Dans son livre Comme la trace de l´oiseau dans l´air, paru en 1999 (1), le
cinquième écrit en français, l´écrivain franco-argentin Hector
Bianciotti(1930-2012) évoquait dans sa prose somptueuse, entre autres sujets,
les dernières semaines de vie de Jorge Luis Borges à Genève dans la paisible
Suisse, pays où il avait jadis étudié et où il s´était de nouveau installé,
cette fois-ci avec sa femme Maria Kodama. Un homme qui était capable de
saupoudrer sa mélancolie d´une pointe d´ironie, un de ces écrivains où l´on
reconnaît, oserait –on dire, la quintessence de la littérature. Devenu aveugle,
il savait mieux que quiconque, comme l´a écrit Hector Bianciotti, «que
l´imagination peut remplir une fonction prophétique et que la littérature est
faite de déformations et de mutilations de la pensée ; que seule la forme
permet l´avènement de la poésie-mais il lui arrivait d´avouer que la réalité
l´avait moins ému qu´elle n´aurait dû l´émouvoir».

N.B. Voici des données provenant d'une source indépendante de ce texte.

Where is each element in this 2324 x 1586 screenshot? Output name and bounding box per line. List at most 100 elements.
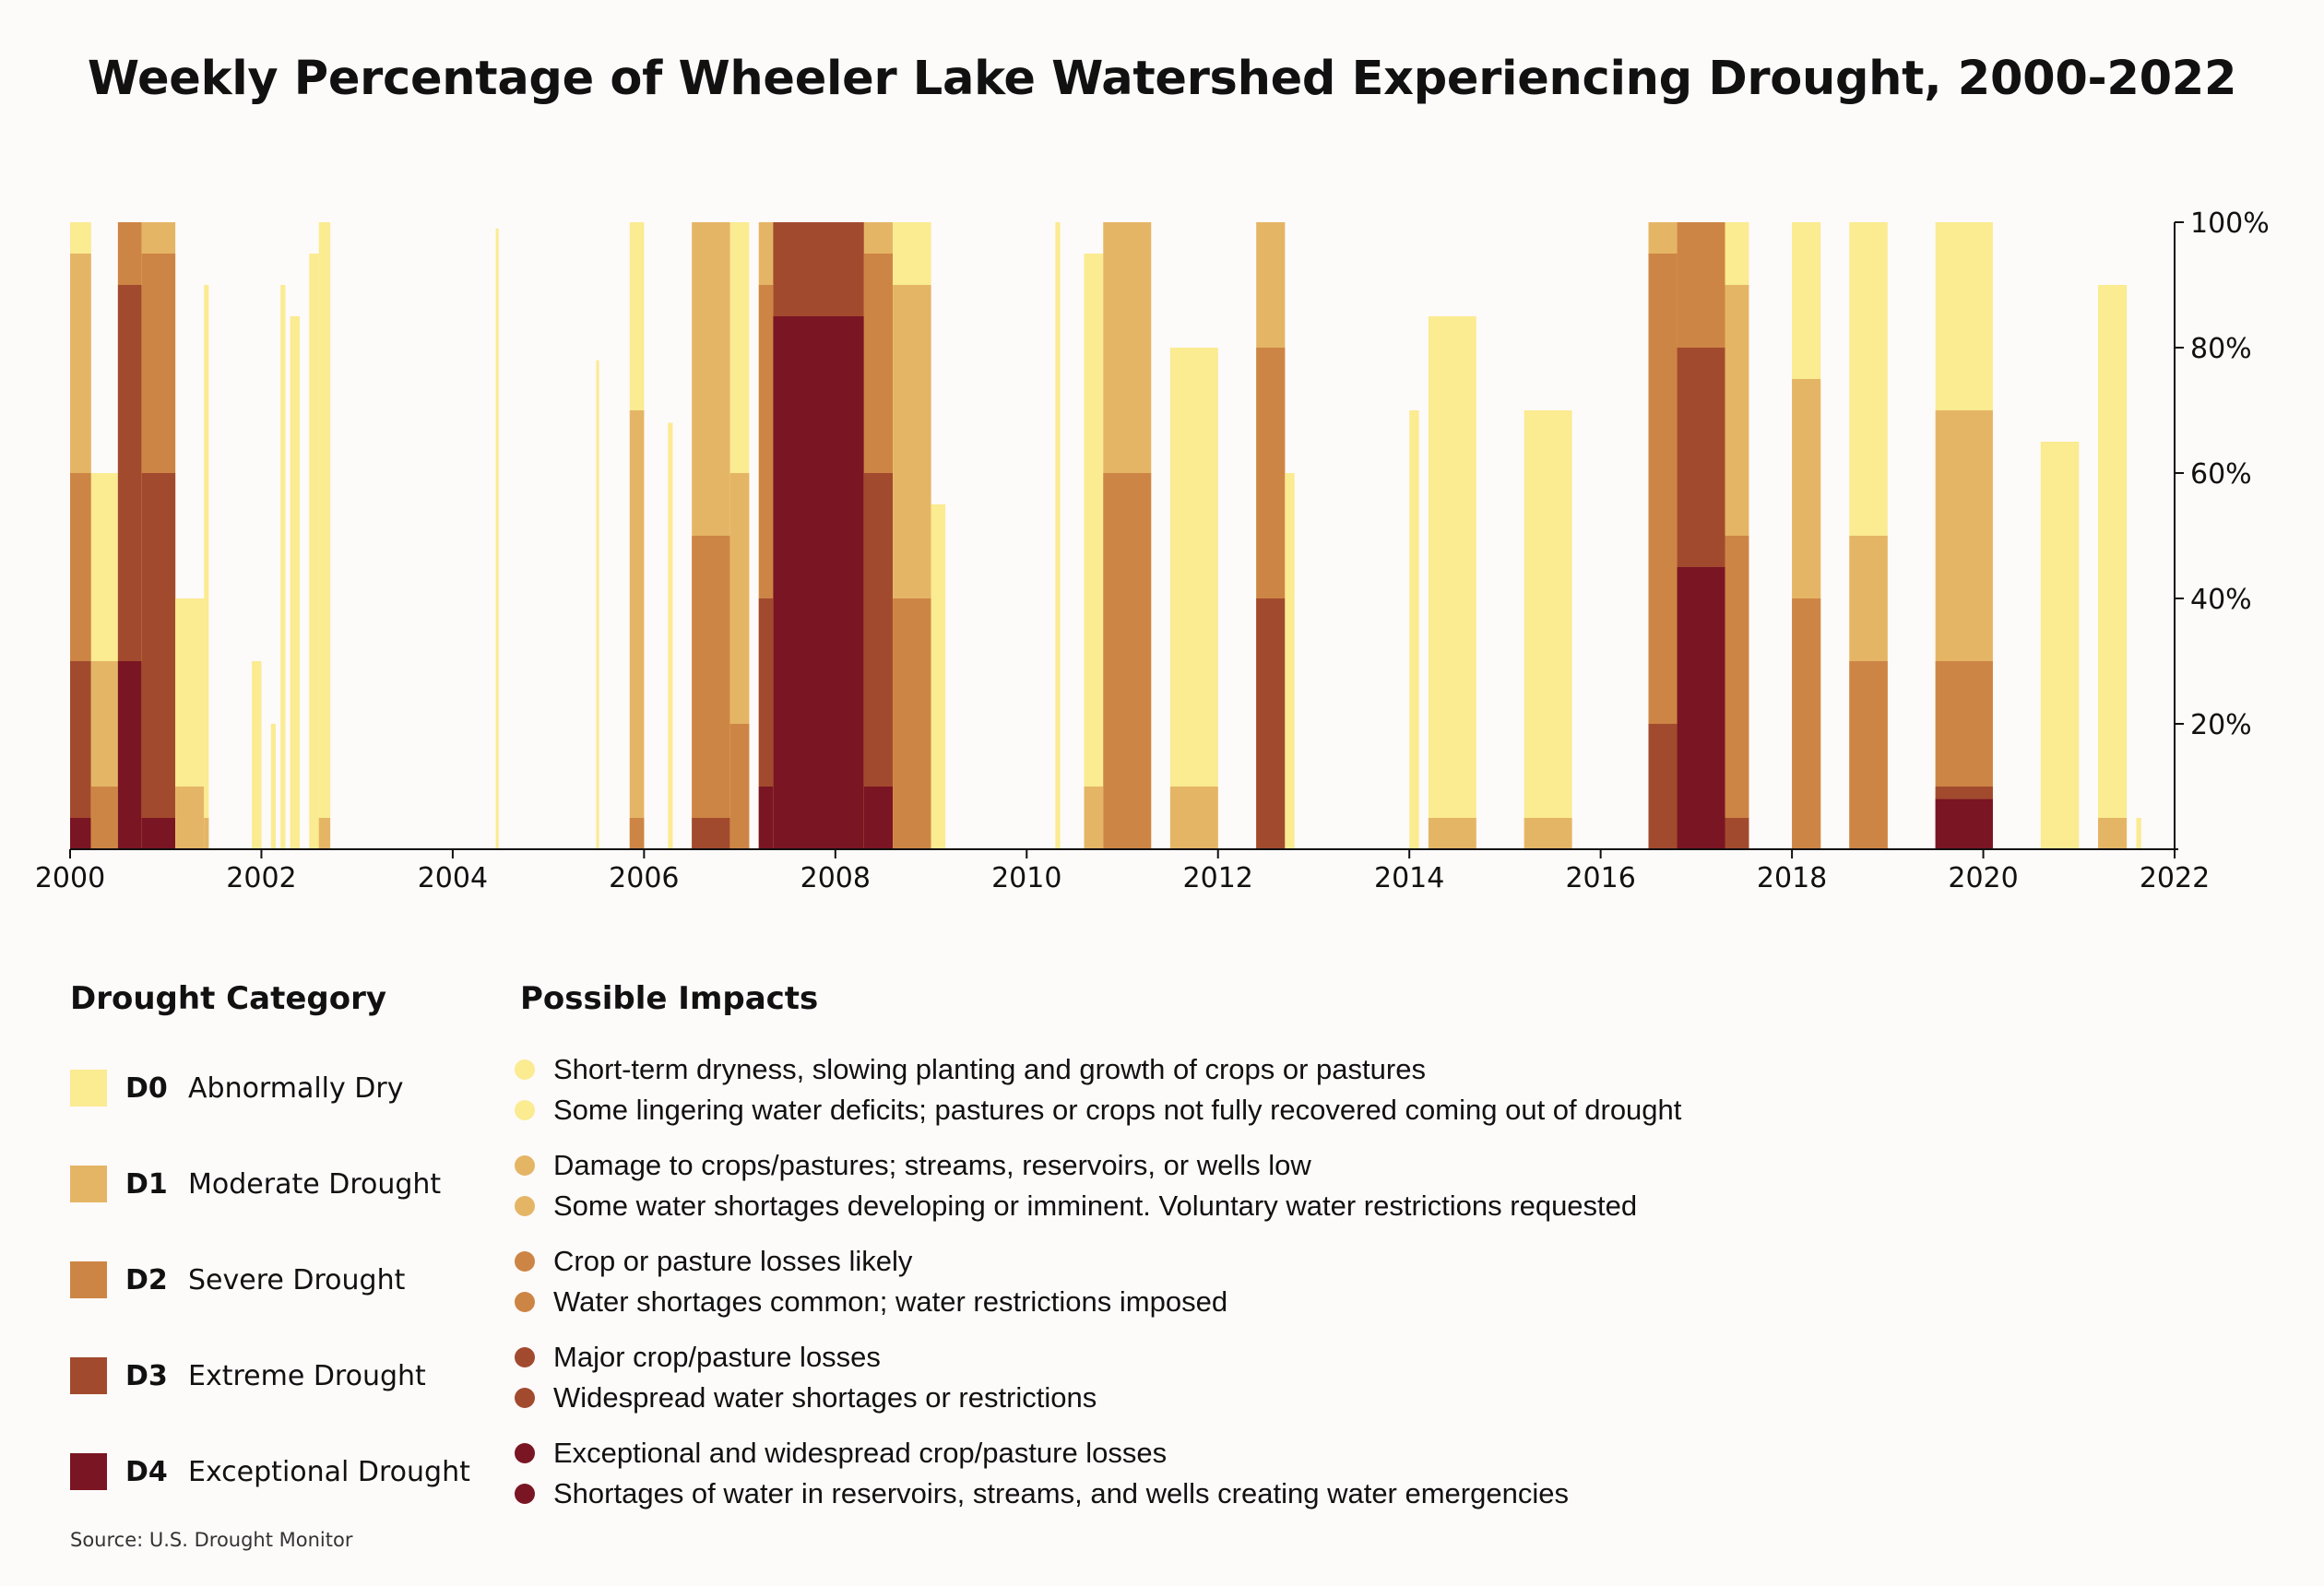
drought-bar-d2-17 [729,724,750,849]
impact-text: Exceptional and widespread crop/pasture … [553,1437,1168,1469]
impact-item: Widespread water shortages or restrictio… [515,1379,1097,1416]
drought-bar-d0-24 [1084,254,1104,849]
drought-bar-d4-18 [758,787,774,849]
drought-bar-d0-7 [270,724,276,849]
drought-bar-d1-4 [175,787,205,849]
x-tick-label: 2016 [1565,862,1635,894]
impact-item: Exceptional and widespread crop/pasture … [515,1435,1167,1472]
impact-text: Water shortages common; water restrictio… [553,1285,1228,1318]
drought-bar-d3-16 [692,818,730,849]
drought-bar-d4-0 [70,818,91,849]
drought-bar-d1-11 [318,818,331,849]
impact-item: Water shortages common; water restrictio… [515,1284,1227,1320]
y-tick-label: 100% [2190,207,2270,240]
drought-bar-d4-3 [141,818,176,849]
swatch-d1 [70,1166,107,1202]
drought-bar-d3-0 [70,661,91,849]
drought-bars [70,222,2141,850]
drought-bar-d1-24 [1084,787,1104,849]
drought-bar-d1-39 [2098,818,2128,849]
drought-bar-d0-26 [1169,348,1218,849]
drought-bar-d0-11 [318,222,331,849]
x-tick-label: 2008 [800,862,871,894]
impact-item: Some water shortages developing or immin… [515,1188,1637,1225]
x-tick-label: 2000 [35,862,105,894]
drought-bar-d2-21 [893,598,931,849]
category-code: D4 [125,1455,168,1488]
drought-bar-d0-29 [1409,410,1419,849]
y-tick-label: 40% [2190,584,2252,616]
drought-bar-d3-32 [1648,724,1678,849]
impact-item: Some lingering water deficits; pastures … [515,1092,1681,1129]
impact-bullet [515,1100,535,1120]
x-tick-label: 2004 [418,862,488,894]
drought-bar-d1-31 [1524,818,1572,849]
impact-text: Short-term dryness, slowing planting and… [553,1053,1426,1085]
y-tick-label: 20% [2190,709,2252,741]
drought-bar-d0-15 [668,422,673,849]
drought-bar-d0-6 [252,661,262,849]
swatch-d2 [70,1261,107,1298]
drought-bar-d0-30 [1428,316,1476,849]
swatch-d4 [70,1453,107,1490]
x-tick-label: 2022 [2140,862,2210,894]
category-d1: D1 Moderate Drought [70,1166,441,1202]
drought-bar-d3-3 [141,473,176,849]
drought-bar-d2-25 [1103,473,1152,849]
impact-bullet [515,1292,535,1312]
category-code: D2 [125,1263,168,1296]
x-tick-label: 2006 [609,862,679,894]
impact-item: Crop or pasture losses likely [515,1243,912,1280]
impact-item: Short-term dryness, slowing planting and… [515,1051,1426,1088]
drought-bar-d2-34 [1725,536,1749,849]
impact-bullet [515,1155,535,1176]
source-note: Source: U.S. Drought Monitor [70,1529,353,1551]
impact-text: Shortages of water in reservoirs, stream… [553,1477,1569,1509]
category-code: D1 [125,1167,168,1201]
category-label: Severe Drought [188,1263,406,1296]
drought-bar-d2-36 [1849,661,1888,849]
drought-bar-d0-22 [931,504,946,849]
category-d2: D2 Severe Drought [70,1261,405,1298]
impact-text: Crop or pasture losses likely [553,1245,913,1277]
drought-bar-d0-8 [280,285,286,849]
category-d0: D0 Abnormally Dry [70,1070,404,1107]
x-tick-label: 2010 [991,862,1061,894]
drought-bar-d1-14 [629,410,645,849]
drought-bar-d1-26 [1169,787,1218,849]
impact-text: Damage to crops/pastures; streams, reser… [553,1149,1311,1181]
impact-item: Major crop/pasture losses [515,1339,881,1376]
x-tick-label: 2012 [1183,862,1253,894]
x-tick-label: 2014 [1374,862,1444,894]
drought-bar-d1-30 [1428,818,1476,849]
chart-axes: 2000 2002 2004 2006 2008 2010 2012 2014 2016 2018… [35,207,2270,894]
swatch-d3 [70,1357,107,1394]
category-d4: D4 Exceptional Drought [70,1453,470,1490]
drought-bar-d0-40 [2136,818,2141,849]
category-label: Extreme Drought [188,1359,426,1392]
x-tick-label: 2020 [1948,862,2018,894]
drought-bar-d0-28 [1285,473,1295,849]
impact-text: Major crop/pasture losses [553,1341,881,1373]
drought-bar-d0-10 [309,254,319,849]
impact-text: Some water shortages developing or immin… [553,1190,1638,1222]
drought-bar-d0-5 [204,285,209,849]
drought-bar-d4-33 [1677,567,1725,849]
drought-bar-d3-27 [1256,598,1286,849]
drought-bar-d4-19 [773,316,864,849]
drought-bar-d2-16 [692,536,730,849]
y-tick-label: 60% [2190,458,2252,491]
category-label: Exceptional Drought [188,1455,470,1488]
impact-text: Widespread water shortages or restrictio… [553,1381,1097,1414]
drought-bar-d4-2 [117,661,142,849]
drought-bar-d4-20 [863,787,893,849]
category-label: Abnormally Dry [188,1071,404,1105]
category-code: D3 [125,1359,168,1392]
drought-bar-d0-13 [596,360,599,850]
impact-bullet [515,1059,535,1080]
category-d3: D3 Extreme Drought [70,1357,426,1394]
impact-item: Shortages of water in reservoirs, stream… [515,1475,1569,1512]
drought-bar-d4-37 [1935,799,1993,849]
impact-bullet [515,1388,535,1408]
impact-bullet [515,1251,535,1272]
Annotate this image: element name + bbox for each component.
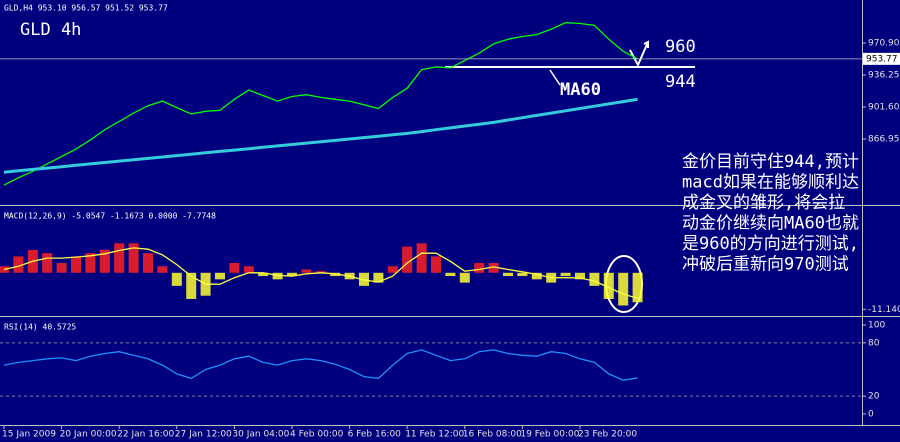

Borges, né le 24 août 1899-une cuvée formidable, une année qui a vu naître
également, entre autres, Hemingway, Michaux, Nabokov ou Kawabata(2)- à Buenos
Aires, était de son temps une véritable encyclopédie vivante. Toute la
littérature l´intéressait mais aussi ce qui ne l´était pas-apparemment, du
moins- y compris la tristesse dont il aura fait, selon un de ses vers, une
musique («haré de mi tristeza una música). Il s´est éteint le 14 juin 1986, à
Genève, on l´a vu. Dans un essai publié en 2010 intitulé J.L.Borges : la
vie commence(3), Jean-Pierre Bernés, ancien attaché culturel de l´ambassade de
France à Buenos Aires et éditeur des Œuvres Complètes de Jorge Luis Borges dans
La Pléiade, rappelle des moments qu´il a partagés avec le génie argentin et
reproduit son ultime autoportrait : «Le vieil anarchiste paisible qui
s´éteignait doucement dans la chuchotante Genève me donna même un jour un léger
coup sur le bras, pour s´assurer que j´avais bien entendu ses propos et avec
une voix d´outre-tombe presque enfantine, il ajouta :«Mon silence vous
dira le reste.»Un rire enjoué semblable à des trilles musicaux ponctua
volontairement son discours inachevé, mais impératif, comme un point d´orgue à
la fin d´une partition».Jean-Pierre Bernès rappelle en épigraphe de cet essai
une autre citation de Borges : «Tout écrivain laisse deux œuvres :
l´une est la somme de ses écrits, l´autre est l´image qu´on se fait de lui.»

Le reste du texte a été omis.